Лев так и стоял в дверях:
— Ты ошибаешься. Я тоже имею право… по закону… на наследство, и я не хочу делиться с твоей возлюбленной старушкой — она никто, и в отличие от меня с братом это она не имеет никаких прав. Что если она аферистка? Что ты о ней знаешь? Как она жила до того, как ее дом взорвался?
— Отставить! — прервал его отец. — Не рано ли ты заговорил о моей смерти? Вижу, что тебе не терпится дождаться часа, когда я предстану перед Богом, и вы тут на земле начнете драться из-за моих денег. Я огорчу тебя, сынок, — я уже вписал Прасковью Марковну Малевскую в свое завещание, так что у меня три наследника, но пока я жив и могу менять завещание столько раз, сколько мне заблагорассудится, и при желании я твою долю пожертвую на благотворительность, если ты еще раз заговоришь о моей смерти. Ты меня понял. Не дели шкуру не убитого медведя.
— Ты не посмеешь — я твой сын, и ты, как заботливый отец, должен заключить брачный контракт, чтобы твоя женушка не прибрала к рукам и деньги, и дачу с квартирой.
— Неужели я, по-твоему, настолько глуп, чтобы не знать, как мне поступить с моими деньгами? Не порти мне настроение своей жадностью и желанием отхватить кусок побольше да пожирнее, иначе я тебя оставлю голодным, — сказал Николай Зольтеман и отвернулся от сына, доставая разделочную доску и глубокую тарелку для рыбы.
Ко Льву вернулось то чувство, когда он ненавидел своего отца. Если бы не скованность движений и не боль в спине, он бы хлопнул дверью, ушел и не торопился бы возвращаться домой, заливая злость и презрение крепкими напитками. Но он был связан по рукам и ногам волей судьбы и вынужден был терпеть присутствие отца, точно так же как и запах жареной форели, из-за отсутствия кухонной двери наполнивший всю квартиру.

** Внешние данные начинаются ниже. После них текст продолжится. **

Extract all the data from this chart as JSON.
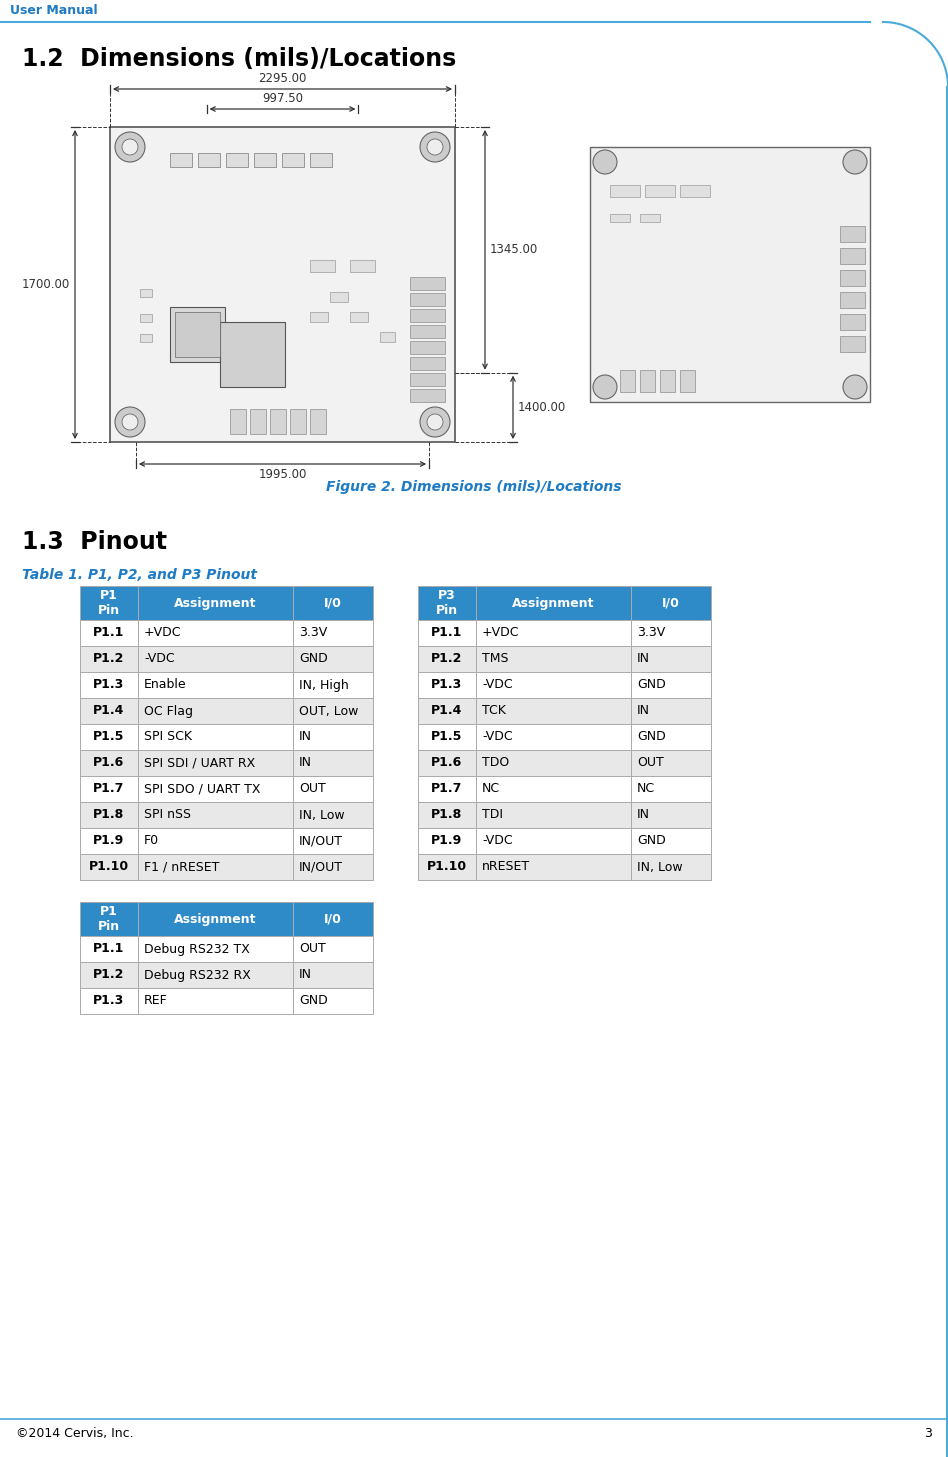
{
  "header_text": "User Manual",
  "header_color": "#1E7BC4",
  "header_line_color": "#4AABDB",
  "section_title": "1.2  Dimensions (mils)/Locations",
  "section_title_fontsize": 17,
  "figure_caption": "Figure 2. Dimensions (mils)/Locations",
  "figure_caption_color": "#1E7BC4",
  "subsection_title": "1.3  Pinout",
  "subsection_title_fontsize": 17,
  "table_title": "Table 1. P1, P2, and P3 Pinout",
  "table_title_color": "#1E7BC4",
  "footer_text": "©2014 Cervis, Inc.",
  "footer_page": "3",
  "footer_line_color": "#4AABDB",
  "bg_color": "#FFFFFF",
  "table_header_bg": "#2E8BC8",
  "table_header_text_color": "#FFFFFF",
  "table_row_alt_bg": "#E8E8E8",
  "table_row_bg": "#FFFFFF",
  "table_border_color": "#AAAAAA",
  "p1_table": {
    "headers": [
      "P1\nPin",
      "Assignment",
      "I/0"
    ],
    "rows": [
      [
        "P1.1",
        "+VDC",
        "3.3V"
      ],
      [
        "P1.2",
        "-VDC",
        "GND"
      ],
      [
        "P1.3",
        "Enable",
        "IN, High"
      ],
      [
        "P1.4",
        "OC Flag",
        "OUT, Low"
      ],
      [
        "P1.5",
        "SPI SCK",
        "IN"
      ],
      [
        "P1.6",
        "SPI SDI / UART RX",
        "IN"
      ],
      [
        "P1.7",
        "SPI SDO / UART TX",
        "OUT"
      ],
      [
        "P1.8",
        "SPI nSS",
        "IN, Low"
      ],
      [
        "P1.9",
        "F0",
        "IN/OUT"
      ],
      [
        "P1.10",
        "F1 / nRESET",
        "IN/OUT"
      ]
    ]
  },
  "p3_table": {
    "headers": [
      "P3\nPin",
      "Assignment",
      "I/0"
    ],
    "rows": [
      [
        "P1.1",
        "+VDC",
        "3.3V"
      ],
      [
        "P1.2",
        "TMS",
        "IN"
      ],
      [
        "P1.3",
        "-VDC",
        "GND"
      ],
      [
        "P1.4",
        "TCK",
        "IN"
      ],
      [
        "P1.5",
        "-VDC",
        "GND"
      ],
      [
        "P1.6",
        "TDO",
        "OUT"
      ],
      [
        "P1.7",
        "NC",
        "NC"
      ],
      [
        "P1.8",
        "TDI",
        "IN"
      ],
      [
        "P1.9",
        "-VDC",
        "GND"
      ],
      [
        "P1.10",
        "nRESET",
        "IN, Low"
      ]
    ]
  },
  "p2_table": {
    "headers": [
      "P1\nPin",
      "Assignment",
      "I/0"
    ],
    "rows": [
      [
        "P1.1",
        "Debug RS232 TX",
        "OUT"
      ],
      [
        "P1.2",
        "Debug RS232 RX",
        "IN"
      ],
      [
        "P1.3",
        "REF",
        "GND"
      ]
    ]
  },
  "dim_labels": [
    "2295.00",
    "997.50",
    "1700.00",
    "1345.00",
    "1400.00",
    "1995.00"
  ]
}
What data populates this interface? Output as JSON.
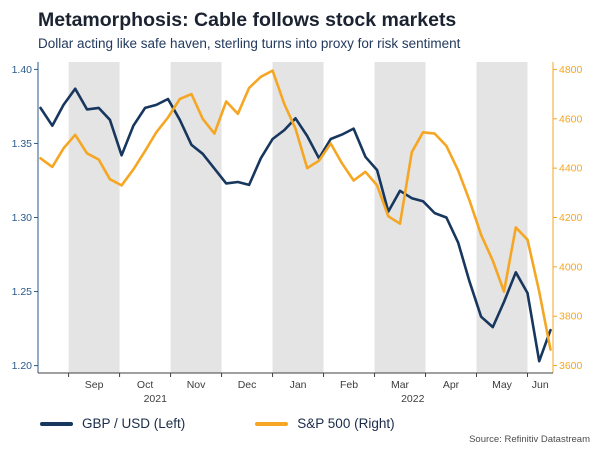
{
  "header": {
    "title": "Metamorphosis: Cable follows stock markets",
    "subtitle": "Dollar acting like safe haven, sterling turns into proxy for risk sentiment"
  },
  "source": "Source: Refinitiv Datastream",
  "chart_data": {
    "type": "line",
    "title": "Metamorphosis: Cable follows stock markets",
    "x_unit": "months since 2021-08-01 (weekly points, Aug 2021 - Jun 2022)",
    "x_range": [
      0.4,
      10.5
    ],
    "legend_position": "bottom-left",
    "grid": false,
    "months": [
      {
        "label": "",
        "start": 0.4,
        "end": 1,
        "shaded": false
      },
      {
        "label": "Sep",
        "start": 1,
        "end": 2,
        "shaded": true
      },
      {
        "label": "Oct",
        "start": 2,
        "end": 3,
        "shaded": false
      },
      {
        "label": "Nov",
        "start": 3,
        "end": 4,
        "shaded": true
      },
      {
        "label": "Dec",
        "start": 4,
        "end": 5,
        "shaded": false
      },
      {
        "label": "Jan",
        "start": 5,
        "end": 6,
        "shaded": true
      },
      {
        "label": "Feb",
        "start": 6,
        "end": 7,
        "shaded": false
      },
      {
        "label": "Mar",
        "start": 7,
        "end": 8,
        "shaded": true
      },
      {
        "label": "Apr",
        "start": 8,
        "end": 9,
        "shaded": false
      },
      {
        "label": "May",
        "start": 9,
        "end": 10,
        "shaded": true
      },
      {
        "label": "Jun",
        "start": 10,
        "end": 10.5,
        "shaded": false
      }
    ],
    "years": [
      {
        "label": "2021",
        "center": 2.7
      },
      {
        "label": "2022",
        "center": 7.75
      }
    ],
    "left_axis": {
      "label": "GBP / USD",
      "range": [
        1.195,
        1.405
      ],
      "ticks": [
        {
          "v": 1.2,
          "label": "1.20"
        },
        {
          "v": 1.25,
          "label": "1.25"
        },
        {
          "v": 1.3,
          "label": "1.30"
        },
        {
          "v": 1.35,
          "label": "1.35"
        },
        {
          "v": 1.4,
          "label": "1.40"
        }
      ]
    },
    "right_axis": {
      "label": "S&P 500",
      "range": [
        3570,
        4830
      ],
      "ticks": [
        {
          "v": 3600,
          "label": "3600"
        },
        {
          "v": 3800,
          "label": "3800"
        },
        {
          "v": 4000,
          "label": "4000"
        },
        {
          "v": 4200,
          "label": "4200"
        },
        {
          "v": 4400,
          "label": "4400"
        },
        {
          "v": 4600,
          "label": "4600"
        },
        {
          "v": 4800,
          "label": "4800"
        }
      ]
    },
    "x": [
      0.45,
      0.68,
      0.9,
      1.13,
      1.36,
      1.59,
      1.81,
      2.04,
      2.27,
      2.5,
      2.72,
      2.95,
      3.18,
      3.41,
      3.63,
      3.86,
      4.09,
      4.32,
      4.54,
      4.77,
      5.0,
      5.23,
      5.45,
      5.68,
      5.91,
      6.14,
      6.36,
      6.59,
      6.82,
      7.05,
      7.27,
      7.5,
      7.73,
      7.95,
      8.18,
      8.41,
      8.64,
      8.86,
      9.09,
      9.32,
      9.54,
      9.77,
      10.0,
      10.23,
      10.45
    ],
    "series": [
      {
        "name": "gbp-usd",
        "label": "GBP / USD (Left)",
        "axis": "left",
        "color": "#17375e",
        "values": [
          1.374,
          1.362,
          1.376,
          1.387,
          1.373,
          1.374,
          1.366,
          1.342,
          1.362,
          1.374,
          1.376,
          1.38,
          1.366,
          1.349,
          1.343,
          1.333,
          1.323,
          1.324,
          1.322,
          1.34,
          1.353,
          1.359,
          1.367,
          1.355,
          1.34,
          1.353,
          1.356,
          1.36,
          1.341,
          1.332,
          1.304,
          1.318,
          1.313,
          1.311,
          1.303,
          1.3,
          1.283,
          1.257,
          1.233,
          1.226,
          1.243,
          1.263,
          1.249,
          1.203,
          1.224
        ]
      },
      {
        "name": "sp500",
        "label": "S&P 500 (Right)",
        "axis": "right",
        "color": "#f5a623",
        "values": [
          4440,
          4405,
          4480,
          4535,
          4460,
          4435,
          4355,
          4330,
          4395,
          4470,
          4545,
          4605,
          4680,
          4700,
          4600,
          4540,
          4670,
          4620,
          4725,
          4770,
          4795,
          4660,
          4560,
          4400,
          4430,
          4500,
          4420,
          4350,
          4385,
          4330,
          4205,
          4175,
          4465,
          4545,
          4540,
          4490,
          4390,
          4270,
          4130,
          4025,
          3900,
          4160,
          4110,
          3900,
          3665
        ]
      }
    ],
    "colors": {
      "band": "#e4e4e4",
      "axis": "#404040",
      "left": "#2a5a8c",
      "right": "#f5a623",
      "text": "#3c3c3c"
    }
  }
}
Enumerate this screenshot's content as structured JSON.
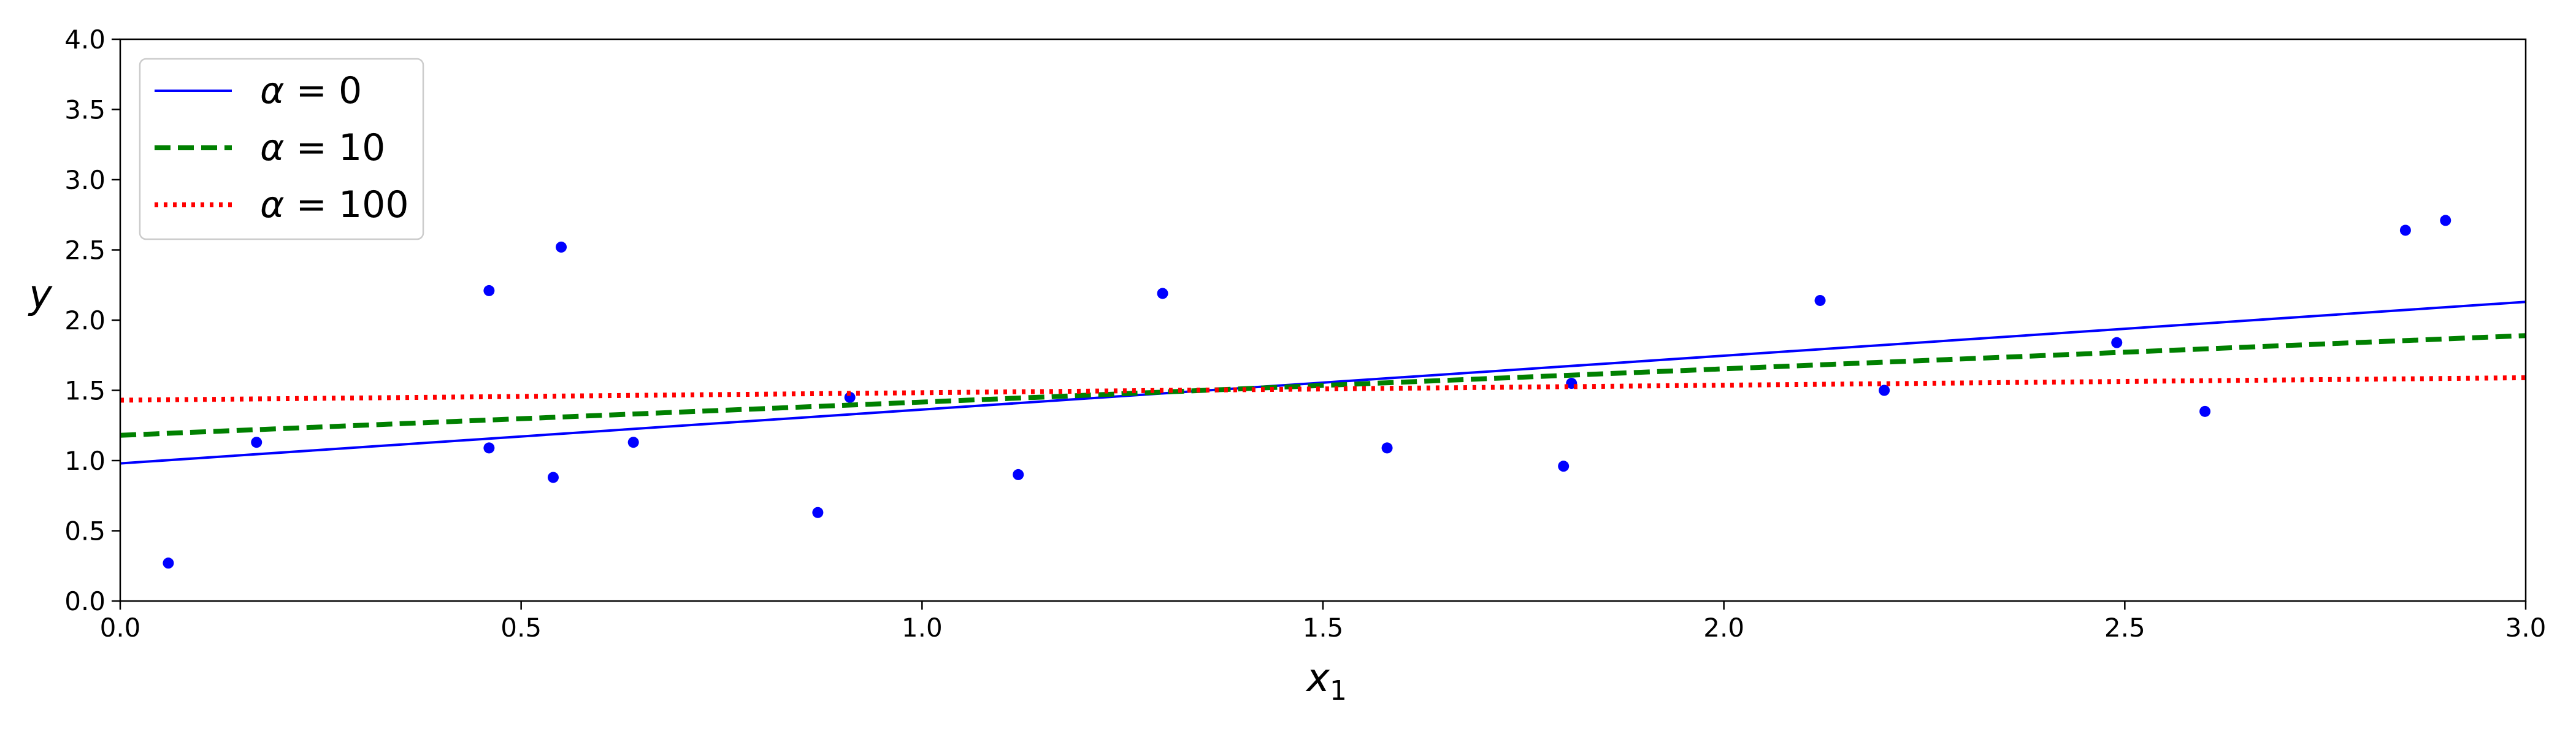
{
  "chart_data": {
    "type": "scatter",
    "xlabel": "x",
    "xlabel_subscript": "1",
    "ylabel": "y",
    "xlim": [
      0.0,
      3.0
    ],
    "ylim": [
      0.0,
      4.0
    ],
    "xticks": [
      0.0,
      0.5,
      1.0,
      1.5,
      2.0,
      2.5,
      3.0
    ],
    "xtick_labels": [
      "0.0",
      "0.5",
      "1.0",
      "1.5",
      "2.0",
      "2.5",
      "3.0"
    ],
    "yticks": [
      0.0,
      0.5,
      1.0,
      1.5,
      2.0,
      2.5,
      3.0,
      3.5,
      4.0
    ],
    "ytick_labels": [
      "0.0",
      "0.5",
      "1.0",
      "1.5",
      "2.0",
      "2.5",
      "3.0",
      "3.5",
      "4.0"
    ],
    "grid": false,
    "legend_position": "top-left",
    "points": {
      "color": "#0000ff",
      "x": [
        0.06,
        0.17,
        0.46,
        0.46,
        0.54,
        0.55,
        0.64,
        0.87,
        0.91,
        1.12,
        1.3,
        1.58,
        1.8,
        1.81,
        2.12,
        2.2,
        2.49,
        2.6,
        2.85,
        2.9
      ],
      "y": [
        0.27,
        1.13,
        2.21,
        1.09,
        0.88,
        2.52,
        1.13,
        0.63,
        1.45,
        0.9,
        2.19,
        1.09,
        0.96,
        1.55,
        2.14,
        1.5,
        1.84,
        1.35,
        2.64,
        2.71
      ]
    },
    "series": [
      {
        "label_greek": "α",
        "label_rest": " = 0",
        "color": "#0000ff",
        "style": "solid",
        "x": [
          0.0,
          3.0
        ],
        "y": [
          0.98,
          2.13
        ]
      },
      {
        "label_greek": "α",
        "label_rest": " = 10",
        "color": "#008000",
        "style": "dashed",
        "x": [
          0.0,
          3.0
        ],
        "y": [
          1.18,
          1.89
        ]
      },
      {
        "label_greek": "α",
        "label_rest": " = 100",
        "color": "#ff0000",
        "style": "dotted",
        "x": [
          0.0,
          3.0
        ],
        "y": [
          1.43,
          1.59
        ]
      }
    ]
  }
}
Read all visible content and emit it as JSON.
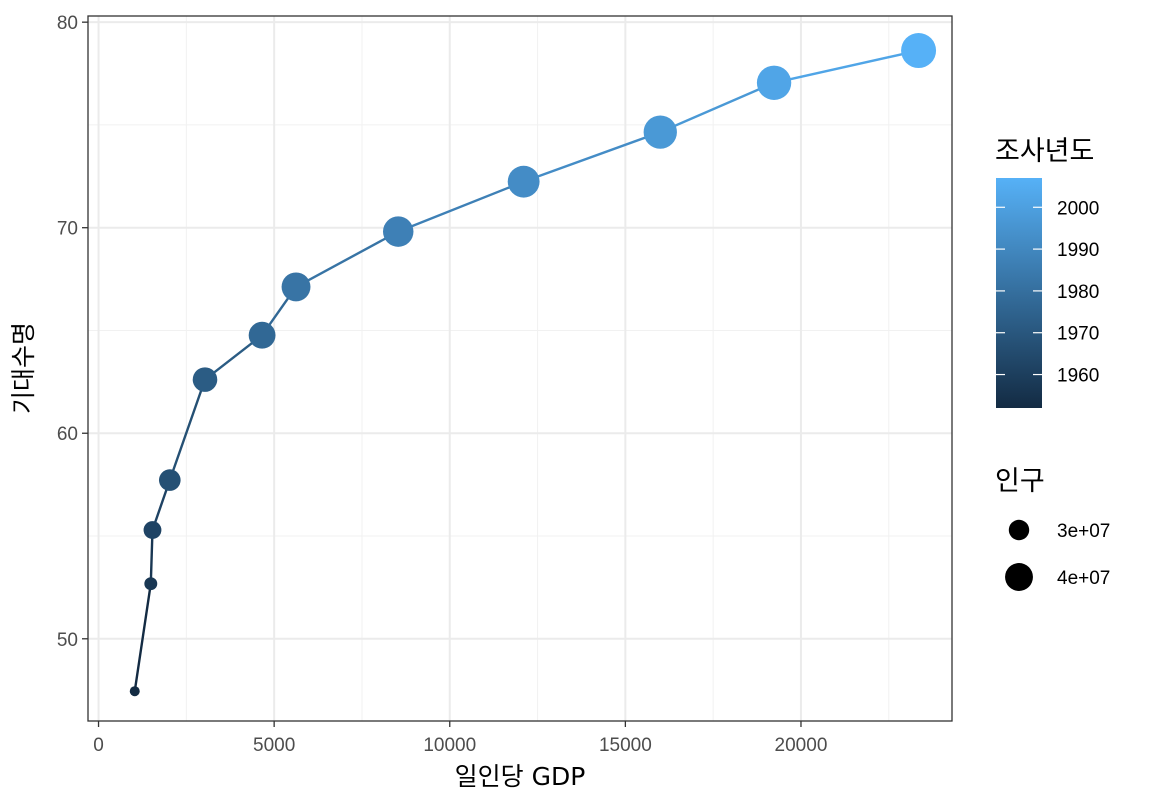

Лев верил и не верил словам отца. Ему приятнее было бы считать все сказанное злой шуткой, но боязнь гневить отца не позволяла вновь поднимать эту тему. Он не разговаривал с ним и проклинал тот день, когда познакомился с журналисткой и попал под колеса загадочной черной «Шкоды», все еще не связывая это событие со смертью друга — лишь задаваясь вопросами о возможности и невозможности случайного совпадения.
Сюзанну снова ждала неприятная новость, и Лев преподнес ее как окончательное решение отца:
— Он все оставит своей старушке, — заявил он отчасти и для того, чтобы Сюзанна не считала его богатым наследником и впредь даже не намекала на свадьбу, о которой она имела наглость говорить так возбужденно, будто между Львом и ей сплошная идиллия и ни намека на полное отсутствие любви.
— Этого нельзя так оставлять, мой львенок, и я помогу тебя, — твердила Сюзанна, прокручивая в голове различные мысли вплоть до несчастного случая с Николаем Зольтеманом или с Прасковьей Малевской. — Я поговорю с Владиславом, и если и ему не удастся повлиять на отца, тогда… а что тогда? Тогда ты останешься с носом, но я буду любить тебя в богатстве и в бедности, в болезни и в здравии… и что там еще говорят… пока смерть не разлучит нас! Аминь!